4. Les gens malheureux. Attention, ce choix est un peu céder à la facilité, car après tout quelle volupté plus grande que d’entendre raconter un malheur pire que le tien ? (BIG NEWS aux gens qui pensaient que je suis une fille sympa : eh ben non, je suis une connasse). Attention, ce choix est à double tranchant car le malheur n’est pas toujours bon à partager : voilà-t-y pas qu’au bout d’une demi-heure de jérémiades tu te rends compte à quel point les gens qui se plaignent sont relous. Et que donc tu es toi-même un gros boulet puant. Et que donc tout le monde doit en avoir grave marre de toi. En plus ils ne te demandent même pas de tes nouvelles tellement ils sont préoccupés par leur propre malheur. Moi qui avais tant de catastrophes à leur narrer. Bande d’ingrats, d’égoïstes, de petits-bourgeois. ILS NE SAVENT PAS CE QU’ILS PERDENT.
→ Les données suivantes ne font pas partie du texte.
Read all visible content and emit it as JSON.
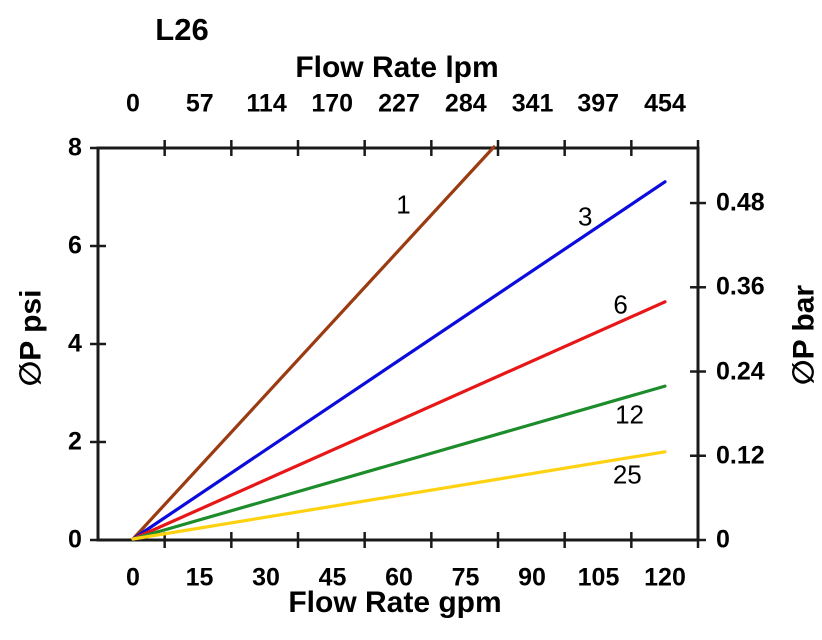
{
  "chart_data": {
    "type": "line",
    "title": "L26",
    "grid": false,
    "legend": "none",
    "top_axis": {
      "label": "Flow Rate lpm",
      "ticks": [
        0,
        57,
        114,
        170,
        227,
        284,
        341,
        397,
        454
      ],
      "range": [
        0,
        454
      ]
    },
    "bottom_axis": {
      "label": "Flow Rate gpm",
      "ticks": [
        0,
        15,
        30,
        45,
        60,
        75,
        90,
        105,
        120
      ],
      "range": [
        0,
        120
      ]
    },
    "left_axis": {
      "label": "∅P psi",
      "ticks": [
        0,
        2,
        4,
        6,
        8
      ],
      "range": [
        0,
        8
      ]
    },
    "right_axis": {
      "label": "∅P bar",
      "ticks": [
        0,
        0.12,
        0.24,
        0.36,
        0.48
      ],
      "range": [
        0,
        0.55
      ]
    },
    "axis_color": "#1a1a1a",
    "series": [
      {
        "label": "1",
        "color": "#9a3b12",
        "points_gpm_psi": [
          [
            0,
            0
          ],
          [
            81.4,
            8.0
          ]
        ],
        "label_pos_gpm_psi": [
          61.0,
          6.84
        ]
      },
      {
        "label": "3",
        "color": "#0b0bdd",
        "points_gpm_psi": [
          [
            0,
            0
          ],
          [
            120,
            7.29
          ]
        ],
        "label_pos_gpm_psi": [
          102.0,
          6.6
        ]
      },
      {
        "label": "6",
        "color": "#e81717",
        "points_gpm_psi": [
          [
            0,
            0
          ],
          [
            120,
            4.84
          ]
        ],
        "label_pos_gpm_psi": [
          110.0,
          4.8
        ]
      },
      {
        "label": "12",
        "color": "#1d8d2c",
        "points_gpm_psi": [
          [
            0,
            0
          ],
          [
            120,
            3.12
          ]
        ],
        "label_pos_gpm_psi": [
          112.0,
          2.55
        ]
      },
      {
        "label": "25",
        "color": "#ffd211",
        "points_gpm_psi": [
          [
            0,
            0
          ],
          [
            120,
            1.78
          ]
        ],
        "label_pos_gpm_psi": [
          111.5,
          1.33
        ]
      }
    ]
  }
}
5. Tes ex. Malheureuse idée, certes. Mais cependant, tu as déjà utilisé toutes les autres options, et mieux vaut les user encore un peu, de toute façon ils te connaissent déjà : ainsi, tu n’as pas besoin de faire le résumé de toutes ces ennuyeuses circonvolutions qui font de toi une limace neurasthénique. Pratique ! Quelques retombées négatives sont néanmoins à prévoir : retour d’un attachement hasardeux vu que ta psyché branle à qui mieux mieux, rappel à tes ex pourquoi ils ne pouvaient pas te blairer vu que tu passes ta life à te plaindre (MAIS TROP PAS, des fois je parle de Robespierre et de Céline, des mecs ultra fun et goleris), ce qui risque d’occasionner plusieurs blocages sur facebook. MÊME PAS PEUR. Non mais mince, à quoi ça sert les ex sinon ? Eh bien, faisons cette découverte ontologique : A RIEN. Il s’agit d’occurrences tout à fait non nécessaires, sauf pour Bridget Jones, la connasse qui finit toujours avec le gentil beau gosse de derrière les fagots qui n’existe pas EN VRAI, merci bisous lol.
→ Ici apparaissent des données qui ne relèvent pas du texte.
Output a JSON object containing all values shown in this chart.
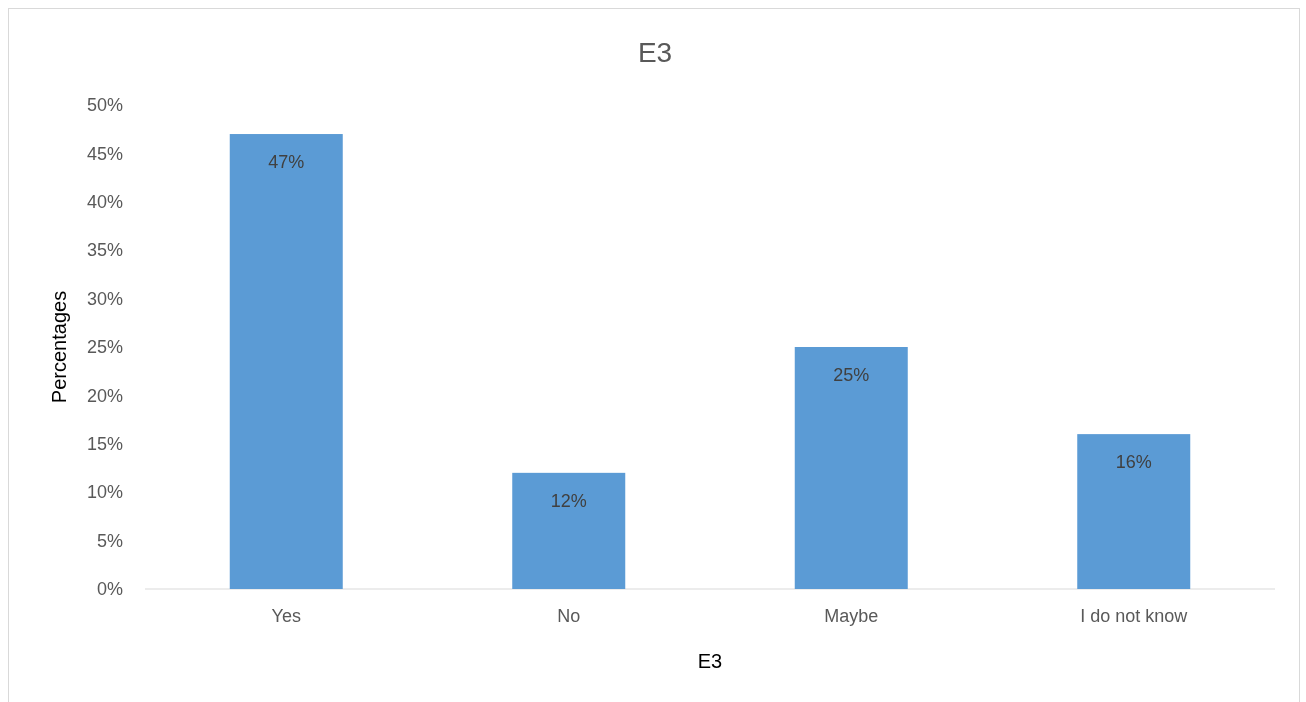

6. La drogue ou les hormones. It’s time for a booty call. Pas que tu aies grand chose à raconter après, l’objectif n’étant pas la parlotte, mais franchement, ça débloque du gémissement. « Le rire et le jouir, les deux mamelles de la France », me confiait-on à ce propos tout récemment. Pas mieux.
Ah ouais, sinon on peut payer un psy. Quelle idée bizarre quand on peut faire chier le monde.